The Aral Sea level has dropped about 20m since 1960, primarily as a result of increased diversions from the Amudarya and Syrdarya rivers for irrigation purposes.
The influence of human activities in the Aral, unlike the situation with Lake Chad, has been the major reason behind the declining sea level over the part 40 years or so. The water of the two major rivers that feed the Aral Sea has increasingly been diverted away from the sea are directed toward the desert soils primarily for cotton production. Combining this reduction of flow into the sea with high evaporation rates and low precipitation levels over the sea, the level of the sea had to drop.
Kazakhstan's leaders decided to save the northern part of the Aral, called the Little Aral. The larger Aral to the south has since divided into eastern and western parts with the shallow eastern part on the edge of complete desiccation. The lucrative commercial fishing industry that once supported 60,000 people had been brought to a halt, as the quality and quantity of the seawater changed for the worse and the commercial fish populations disappeared. Poverty and out migration increased, as did illness and desertification processes in the region surrounding the sea. Salinity of the irrigated soils has been a major problem leading at first to an increase in the amount of water needed to flush the salts from the soil and in many cases to land abandonment followed by an increase in the number of dust storms.

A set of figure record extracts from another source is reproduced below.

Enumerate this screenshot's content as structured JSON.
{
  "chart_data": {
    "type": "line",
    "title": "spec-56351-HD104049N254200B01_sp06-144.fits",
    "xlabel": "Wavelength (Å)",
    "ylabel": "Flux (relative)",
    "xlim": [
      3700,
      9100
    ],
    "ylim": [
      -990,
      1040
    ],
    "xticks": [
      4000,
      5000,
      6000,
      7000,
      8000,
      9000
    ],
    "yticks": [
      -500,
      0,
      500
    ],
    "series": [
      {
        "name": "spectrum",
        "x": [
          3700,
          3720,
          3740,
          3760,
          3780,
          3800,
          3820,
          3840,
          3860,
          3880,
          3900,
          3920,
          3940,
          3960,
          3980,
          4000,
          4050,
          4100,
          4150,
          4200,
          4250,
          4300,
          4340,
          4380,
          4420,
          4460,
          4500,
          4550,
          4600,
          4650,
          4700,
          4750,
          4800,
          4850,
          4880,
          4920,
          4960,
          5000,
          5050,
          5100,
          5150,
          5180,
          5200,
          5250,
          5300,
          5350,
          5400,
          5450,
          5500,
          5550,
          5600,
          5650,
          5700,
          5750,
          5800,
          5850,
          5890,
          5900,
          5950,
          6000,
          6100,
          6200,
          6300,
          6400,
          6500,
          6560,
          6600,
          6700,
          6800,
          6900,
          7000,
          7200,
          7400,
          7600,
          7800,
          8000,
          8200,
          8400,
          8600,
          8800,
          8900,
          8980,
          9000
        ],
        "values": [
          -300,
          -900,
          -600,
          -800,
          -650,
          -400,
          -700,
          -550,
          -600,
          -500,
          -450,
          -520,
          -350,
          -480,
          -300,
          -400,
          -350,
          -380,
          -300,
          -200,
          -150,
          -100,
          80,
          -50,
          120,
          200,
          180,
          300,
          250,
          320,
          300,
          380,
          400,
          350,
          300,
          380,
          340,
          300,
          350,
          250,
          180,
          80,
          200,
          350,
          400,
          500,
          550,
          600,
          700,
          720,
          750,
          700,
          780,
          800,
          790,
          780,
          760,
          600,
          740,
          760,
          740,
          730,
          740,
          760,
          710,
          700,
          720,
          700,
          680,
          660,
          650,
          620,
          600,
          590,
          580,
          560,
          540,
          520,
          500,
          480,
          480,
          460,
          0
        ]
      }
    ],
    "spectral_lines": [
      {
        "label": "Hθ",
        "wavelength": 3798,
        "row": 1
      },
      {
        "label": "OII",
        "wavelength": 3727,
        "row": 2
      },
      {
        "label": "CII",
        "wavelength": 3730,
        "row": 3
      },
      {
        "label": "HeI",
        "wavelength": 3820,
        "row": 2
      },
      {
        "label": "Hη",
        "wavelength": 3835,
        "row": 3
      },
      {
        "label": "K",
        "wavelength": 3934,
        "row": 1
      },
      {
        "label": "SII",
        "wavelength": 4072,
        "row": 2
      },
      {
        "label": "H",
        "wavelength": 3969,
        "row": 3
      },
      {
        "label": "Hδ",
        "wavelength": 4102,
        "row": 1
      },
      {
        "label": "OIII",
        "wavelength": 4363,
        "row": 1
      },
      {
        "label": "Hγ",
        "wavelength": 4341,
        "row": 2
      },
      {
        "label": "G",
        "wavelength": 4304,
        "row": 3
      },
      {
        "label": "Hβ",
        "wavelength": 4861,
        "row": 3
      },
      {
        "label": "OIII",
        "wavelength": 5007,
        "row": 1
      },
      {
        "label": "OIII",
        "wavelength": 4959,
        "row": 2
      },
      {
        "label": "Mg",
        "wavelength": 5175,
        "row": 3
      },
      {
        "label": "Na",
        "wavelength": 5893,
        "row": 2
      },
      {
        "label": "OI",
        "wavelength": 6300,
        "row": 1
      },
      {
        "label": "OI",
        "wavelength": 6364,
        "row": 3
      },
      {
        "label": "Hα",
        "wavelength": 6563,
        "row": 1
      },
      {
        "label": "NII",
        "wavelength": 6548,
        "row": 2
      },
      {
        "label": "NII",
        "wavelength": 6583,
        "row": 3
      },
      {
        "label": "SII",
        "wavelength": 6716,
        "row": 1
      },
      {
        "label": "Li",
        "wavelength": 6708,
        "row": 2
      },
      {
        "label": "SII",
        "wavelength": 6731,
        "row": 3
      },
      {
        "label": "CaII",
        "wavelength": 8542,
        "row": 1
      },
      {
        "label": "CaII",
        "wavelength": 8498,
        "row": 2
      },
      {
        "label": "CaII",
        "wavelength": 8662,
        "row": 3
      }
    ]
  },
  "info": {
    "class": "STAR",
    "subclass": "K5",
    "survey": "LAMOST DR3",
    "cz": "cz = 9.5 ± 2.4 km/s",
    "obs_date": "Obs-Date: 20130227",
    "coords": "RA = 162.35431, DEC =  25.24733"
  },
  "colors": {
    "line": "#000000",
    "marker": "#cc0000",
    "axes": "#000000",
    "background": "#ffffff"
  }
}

The demise of these two lakes in different parts of the globe can be very instructive. One of the lakes has pretty much disappeared as a result of human factors (the Aral) and the other is disappearing as the combined result of overuse of river water and of a drier climate regime. While it is not too late to correct the situation in the Lake Chad region, it is likely too late for the Aral as the economy of Uzbekistan is over dependent on river diversions for cotton production. Many of the processes in both lake regions involving humans have been similar: out migration, land abandonment, loss of wetlands, loss of flora and fauna, desertification, invasion of unwanted species, loss of livelihoods, increases in irrigation, and so forth.

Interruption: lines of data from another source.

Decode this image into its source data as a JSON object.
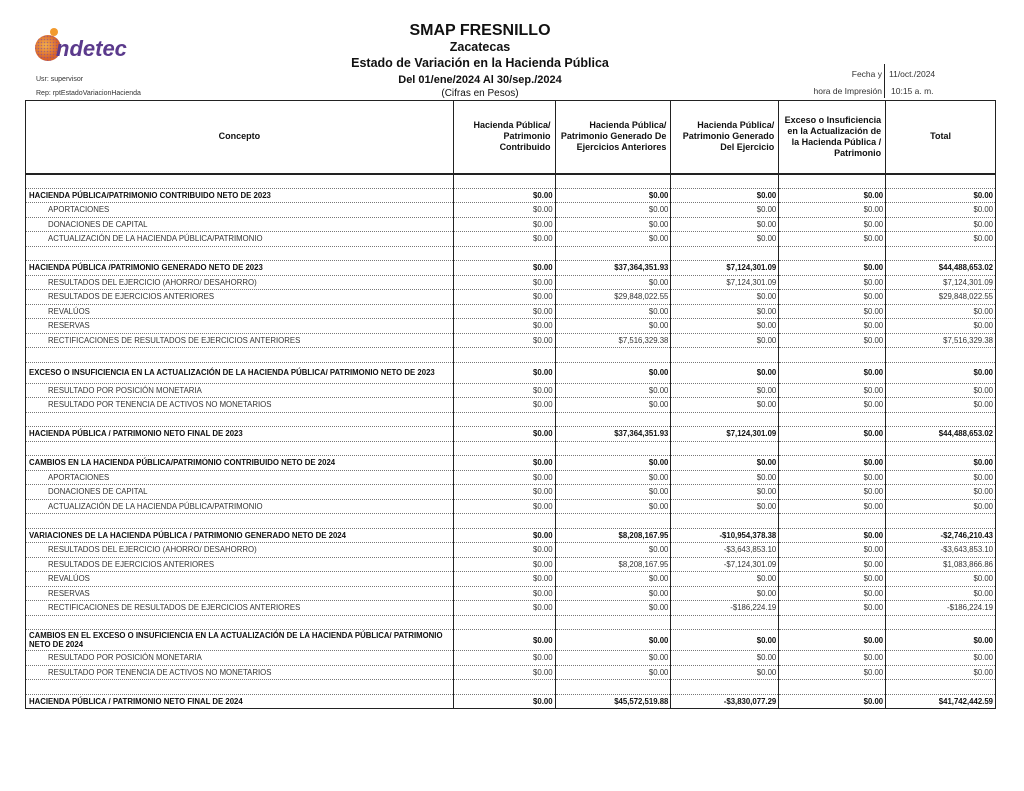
{
  "logo": {
    "text": "indetec"
  },
  "header": {
    "entity": "SMAP FRESNILLO",
    "state": "Zacatecas",
    "report_title": "Estado de Variación en la Hacienda Pública",
    "period": "Del 01/ene/2024 Al 30/sep./2024",
    "units": "(Cifras en Pesos)",
    "user": "Usr: supervisor",
    "report_id": "Rep: rptEstadoVariacionHacienda",
    "print_date_label": "Fecha y",
    "print_date": "11/oct./2024",
    "print_time_label": "hora de Impresión",
    "print_time": "10:15 a. m."
  },
  "columns": [
    "Concepto",
    "Hacienda Pública/ Patrimonio Contribuido",
    "Hacienda Pública/ Patrimonio Generado De Ejercicios Anteriores",
    "Hacienda Pública/ Patrimonio Generado Del Ejercicio",
    "Exceso o Insuficiencia en la Actualización de la Hacienda Pública / Patrimonio",
    "Total"
  ],
  "sections": [
    {
      "title": [
        "HACIENDA PÚBLICA/PATRIMONIO CONTRIBUIDO NETO DE 2023",
        "$0.00",
        "$0.00",
        "$0.00",
        "$0.00",
        "$0.00"
      ],
      "items": [
        [
          "APORTACIONES",
          "$0.00",
          "$0.00",
          "$0.00",
          "$0.00",
          "$0.00"
        ],
        [
          "DONACIONES DE CAPITAL",
          "$0.00",
          "$0.00",
          "$0.00",
          "$0.00",
          "$0.00"
        ],
        [
          "ACTUALIZACIÓN DE LA HACIENDA PÚBLICA/PATRIMONIO",
          "$0.00",
          "$0.00",
          "$0.00",
          "$0.00",
          "$0.00"
        ]
      ]
    },
    {
      "title": [
        "HACIENDA PÚBLICA /PATRIMONIO GENERADO NETO DE 2023",
        "$0.00",
        "$37,364,351.93",
        "$7,124,301.09",
        "$0.00",
        "$44,488,653.02"
      ],
      "items": [
        [
          "RESULTADOS DEL EJERCICIO (AHORRO/ DESAHORRO)",
          "$0.00",
          "$0.00",
          "$7,124,301.09",
          "$0.00",
          "$7,124,301.09"
        ],
        [
          "RESULTADOS DE EJERCICIOS ANTERIORES",
          "$0.00",
          "$29,848,022.55",
          "$0.00",
          "$0.00",
          "$29,848,022.55"
        ],
        [
          "REVALÚOS",
          "$0.00",
          "$0.00",
          "$0.00",
          "$0.00",
          "$0.00"
        ],
        [
          "RESERVAS",
          "$0.00",
          "$0.00",
          "$0.00",
          "$0.00",
          "$0.00"
        ],
        [
          "RECTIFICACIONES DE RESULTADOS DE EJERCICIOS ANTERIORES",
          "$0.00",
          "$7,516,329.38",
          "$0.00",
          "$0.00",
          "$7,516,329.38"
        ]
      ]
    },
    {
      "tall": true,
      "title": [
        "EXCESO O INSUFICIENCIA EN LA ACTUALIZACIÓN DE LA HACIENDA PÚBLICA/ PATRIMONIO NETO DE 2023",
        "$0.00",
        "$0.00",
        "$0.00",
        "$0.00",
        "$0.00"
      ],
      "items": [
        [
          "RESULTADO POR POSICIÓN MONETARIA",
          "$0.00",
          "$0.00",
          "$0.00",
          "$0.00",
          "$0.00"
        ],
        [
          "RESULTADO POR TENENCIA DE ACTIVOS NO MONETARIOS",
          "$0.00",
          "$0.00",
          "$0.00",
          "$0.00",
          "$0.00"
        ]
      ]
    },
    {
      "title": [
        "HACIENDA PÚBLICA / PATRIMONIO  NETO  FINAL DE 2023",
        "$0.00",
        "$37,364,351.93",
        "$7,124,301.09",
        "$0.00",
        "$44,488,653.02"
      ],
      "items": []
    },
    {
      "title": [
        "CAMBIOS EN LA HACIENDA PÚBLICA/PATRIMONIO CONTRIBUIDO NETO DE 2024",
        "$0.00",
        "$0.00",
        "$0.00",
        "$0.00",
        "$0.00"
      ],
      "items": [
        [
          "APORTACIONES",
          "$0.00",
          "$0.00",
          "$0.00",
          "$0.00",
          "$0.00"
        ],
        [
          "DONACIONES DE CAPITAL",
          "$0.00",
          "$0.00",
          "$0.00",
          "$0.00",
          "$0.00"
        ],
        [
          "ACTUALIZACIÓN DE LA HACIENDA PÚBLICA/PATRIMONIO",
          "$0.00",
          "$0.00",
          "$0.00",
          "$0.00",
          "$0.00"
        ]
      ]
    },
    {
      "title": [
        "VARIACIONES DE LA HACIENDA PÚBLICA / PATRIMONIO GENERADO NETO DE 2024",
        "$0.00",
        "$8,208,167.95",
        "-$10,954,378.38",
        "$0.00",
        "-$2,746,210.43"
      ],
      "items": [
        [
          "RESULTADOS DEL EJERCICIO (AHORRO/ DESAHORRO)",
          "$0.00",
          "$0.00",
          "-$3,643,853.10",
          "$0.00",
          "-$3,643,853.10"
        ],
        [
          "RESULTADOS DE EJERCICIOS ANTERIORES",
          "$0.00",
          "$8,208,167.95",
          "-$7,124,301.09",
          "$0.00",
          "$1,083,866.86"
        ],
        [
          "REVALÚOS",
          "$0.00",
          "$0.00",
          "$0.00",
          "$0.00",
          "$0.00"
        ],
        [
          "RESERVAS",
          "$0.00",
          "$0.00",
          "$0.00",
          "$0.00",
          "$0.00"
        ],
        [
          "RECTIFICACIONES DE RESULTADOS DE EJERCICIOS ANTERIORES",
          "$0.00",
          "$0.00",
          "-$186,224.19",
          "$0.00",
          "-$186,224.19"
        ]
      ]
    },
    {
      "tall": true,
      "title": [
        "CAMBIOS EN EL EXCESO O INSUFICIENCIA EN LA ACTUALIZACIÓN DE LA HACIENDA PÚBLICA/ PATRIMONIO NETO DE 2024",
        "$0.00",
        "$0.00",
        "$0.00",
        "$0.00",
        "$0.00"
      ],
      "items": [
        [
          "RESULTADO POR POSICIÓN MONETARIA",
          "$0.00",
          "$0.00",
          "$0.00",
          "$0.00",
          "$0.00"
        ],
        [
          "RESULTADO POR TENENCIA DE ACTIVOS NO MONETARIOS",
          "$0.00",
          "$0.00",
          "$0.00",
          "$0.00",
          "$0.00"
        ]
      ]
    },
    {
      "title": [
        "HACIENDA PÚBLICA / PATRIMONIO NETO FINAL DE 2024",
        "$0.00",
        "$45,572,519.88",
        "-$3,830,077.29",
        "$0.00",
        "$41,742,442.59"
      ],
      "items": []
    }
  ]
}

If they have not already done so, it may be wise for the managers of the Lake Chad basin to revisit the recent demise of the Aral Sea in order to gain a better glimpse of where their lake ecosystem and people dependent on it are headed, under a "business as usual scenario," that is, if there is no change in the direction of current water use decisions.
These two lake situations reinforce my belief that when it comes to environmental changes the future for some places already exists elsewhere on the globe. The Aral scenario seems to be Lake Chad's future. The big question that demands an honest answer is this: Do the governments associated with the Lake Chad basin's water supply and demand situation care enough to save the Lake?